O Ministério dos Direitos Humanos e da Cidadania (MDHC) anunciou, nesse domingo (23), o lançamento do resultado da pesquisa “Respeite Meu Terreiro”, durante o Seminário Nacional da Rede Nacional de Religiões Afro-Brasileiras e Saúde (Renafro), realizado em Brasília (DF). O estudo tem como objetivo mapear e identificar as violências sofridas pelos povos de matriz africana, além de orientar a formulação de políticas públicas de proteção. Leia em TVT News.

A cerimônia contou com a presença da ministra dos Direitos Humanos e da Cidadania, Macaé Evaristo, do secretário nacional dos Direitos da Pessoa Idosa, Alexandre da Silva, além de lideranças tradicionais e representantes de instituições parceiras.

Saberes e ancestralidade

Durante o evento, a ministra Macaé Evaristo destacou a relevância do estudo para a produção de políticas públicas baseadas em evidências e fundamentadas nos saberes ancestrais. “Esses números não são estatísticas frias, são vidas violadas, são casas sagradas feridas pelo racismo religioso. Produzir dados é produzir política, e essa é a única forma de produzir transformação ao lado de quem constrói saber ancestral”, afirmou.

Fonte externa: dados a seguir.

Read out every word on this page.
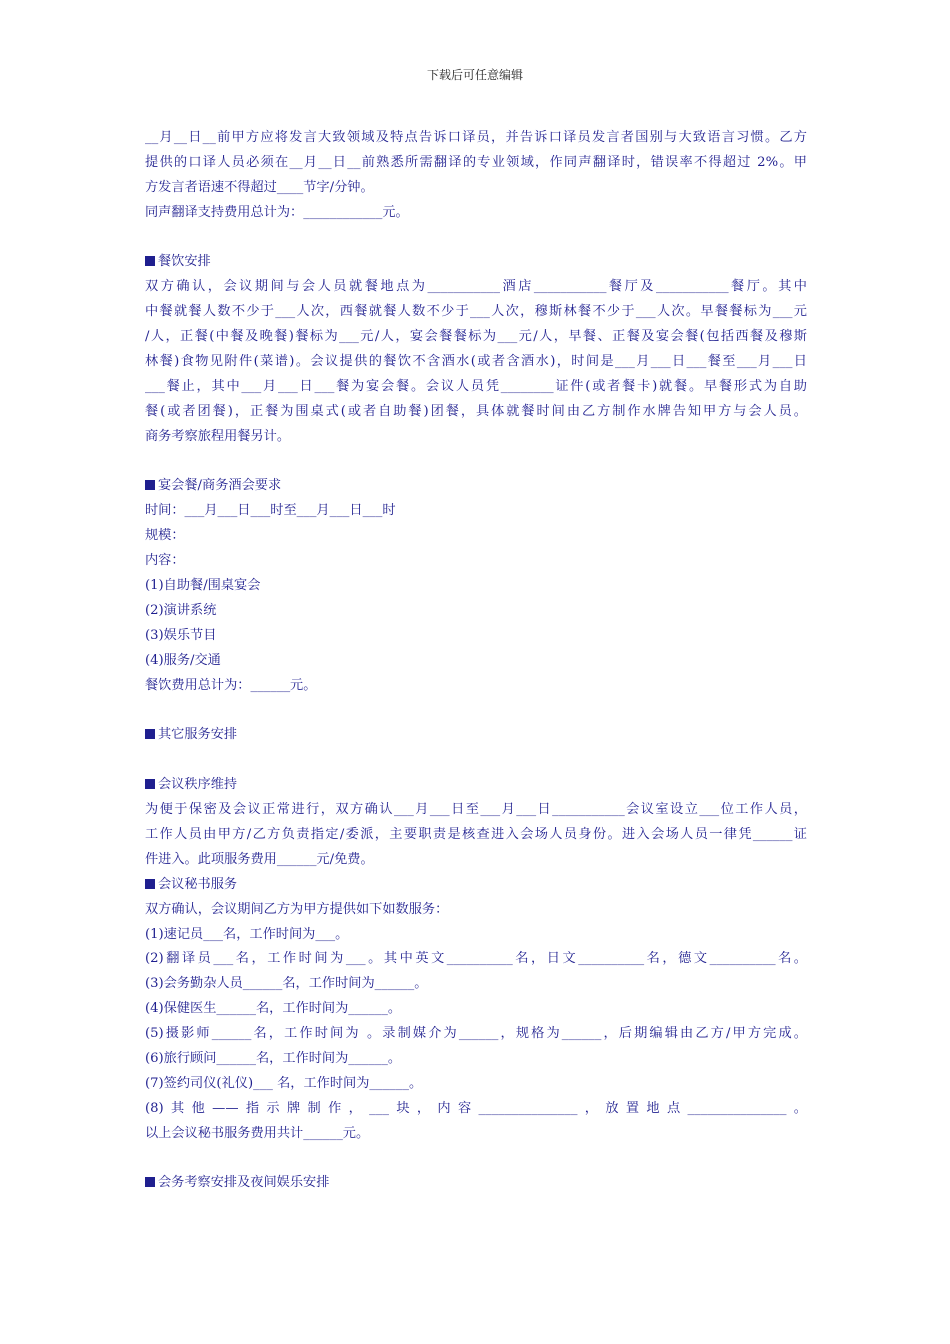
下载后可任意编辑
__月__日__前甲方应将发言大致领域及特点告诉口译员，并告诉口译员发言者国别与大致语言习惯。乙方
提供的口译人员必须在__月__日__前熟悉所需翻译的专业领域，作同声翻译时，错误率不得超过 2%。甲
方发言者语速不得超过____节字/分钟。
同声翻译支持费用总计为：____________元。
餐饮安排
双方确认，会议期间与会人员就餐地点为___________酒店___________餐厅及___________餐厅。其中
中餐就餐人数不少于___人次，西餐就餐人数不少于___人次，穆斯林餐不少于___人次。早餐餐标为___元
/人，正餐(中餐及晚餐)餐标为___元/人，宴会餐餐标为___元/人，早餐、正餐及宴会餐(包括西餐及穆斯
林餐)食物见附件(菜谱)。会议提供的餐饮不含酒水(或者含酒水)，时间是___月___日___餐至___月___日
___餐止，其中___月___日___餐为宴会餐。会议人员凭________证件(或者餐卡)就餐。早餐形式为自助
餐(或者团餐)，正餐为围桌式(或者自助餐)团餐，具体就餐时间由乙方制作水牌告知甲方与会人员。
商务考察旅程用餐另计。
宴会餐/商务酒会要求
时间：___月___日___时至___月___日___时
规模：
内容：
(1)自助餐/围桌宴会
(2)演讲系统
(3)娱乐节目
(4)服务/交通
餐饮费用总计为：______元。
其它服务安排
会议秩序维持
为便于保密及会议正常进行，双方确认___月___日至___月___日___________会议室设立___位工作人员，
工作人员由甲方/乙方负责指定/委派，主要职责是核查进入会场人员身份。进入会场人员一律凭______证
件进入。此项服务费用______元/免费。
会议秘书服务
双方确认，会议期间乙方为甲方提供如下如数服务：
(1)速记员___名，工作时间为___。
(2)翻译员___名，工作时间为___。其中英文__________名，日文__________名，德文__________名。
(3)会务勤杂人员______名，工作时间为______。
(4)保健医生______名，工作时间为______。
(5)摄影师______名，工作时间为 。录制媒介为______，规格为______，后期编辑由乙方/甲方完成。
(6)旅行顾问______名，工作时间为______。
(7)签约司仪(礼仪)___ 名，工作时间为______。
(8)其他——指示牌制作，___块，内容_______________，放置地点_______________。
以上会议秘书服务费用共计______元。
会务考察安排及夜间娱乐安排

Ela também reforçou que o enfrentamento ao racismo religioso é responsabilidade do Estado. “Não existe saúde em um país que autoriza o racismo religioso. Os povos de matriz africana sempre cuidaram do Brasil, e agora o Brasil precisa aprender e cuidar dos povos de matriz africana”, ressaltou.

A gestora nacional da Renafro, Mãe Nilce, também destacou que envelhecer nas tradições afro-brasileiras é patrimônio espiritual e político. “O envelhecimento dentro das religiões de matriz africana não pode ser visto apenas como declínio, mas como processo de acumulação de axé, de sabedoria ritual, de liderança espiritual e de guardiã de memórias vivas”, explicou.

Ela reforçou a importância da proteção à população idosa de terreiro. “Nossos anciãos são bibliotecas em movimento. Por isso, cuidar deles é zelar pela própria continuidade da tradição”, finalizou.

Dados do estudo

Com cooperação institucional com o MDHC, a pesquisa “Respeite o meu Terreiro”, realizada pela Renafro, em parceria com a Universidade Federal do Estado do Rio de Janeiro (UNIRIO), o Ilê Omolu Oxum, além do apoio da Defensoria Pública da União e do Instituto Raça e Igualdade, contou com a participação de terreiros de todas as regiões do país, com ampla diversidade de tradições.

O material reúne análises sobre impactos na saúde física e emocional; dados sobre racismo religioso offline e online; perfil de agressores e ambientes de violência; indicadores regionais; sugestões de enfrentamento apresentadas pelas próprias lideranças; e orientações para denúncia e responsabilização.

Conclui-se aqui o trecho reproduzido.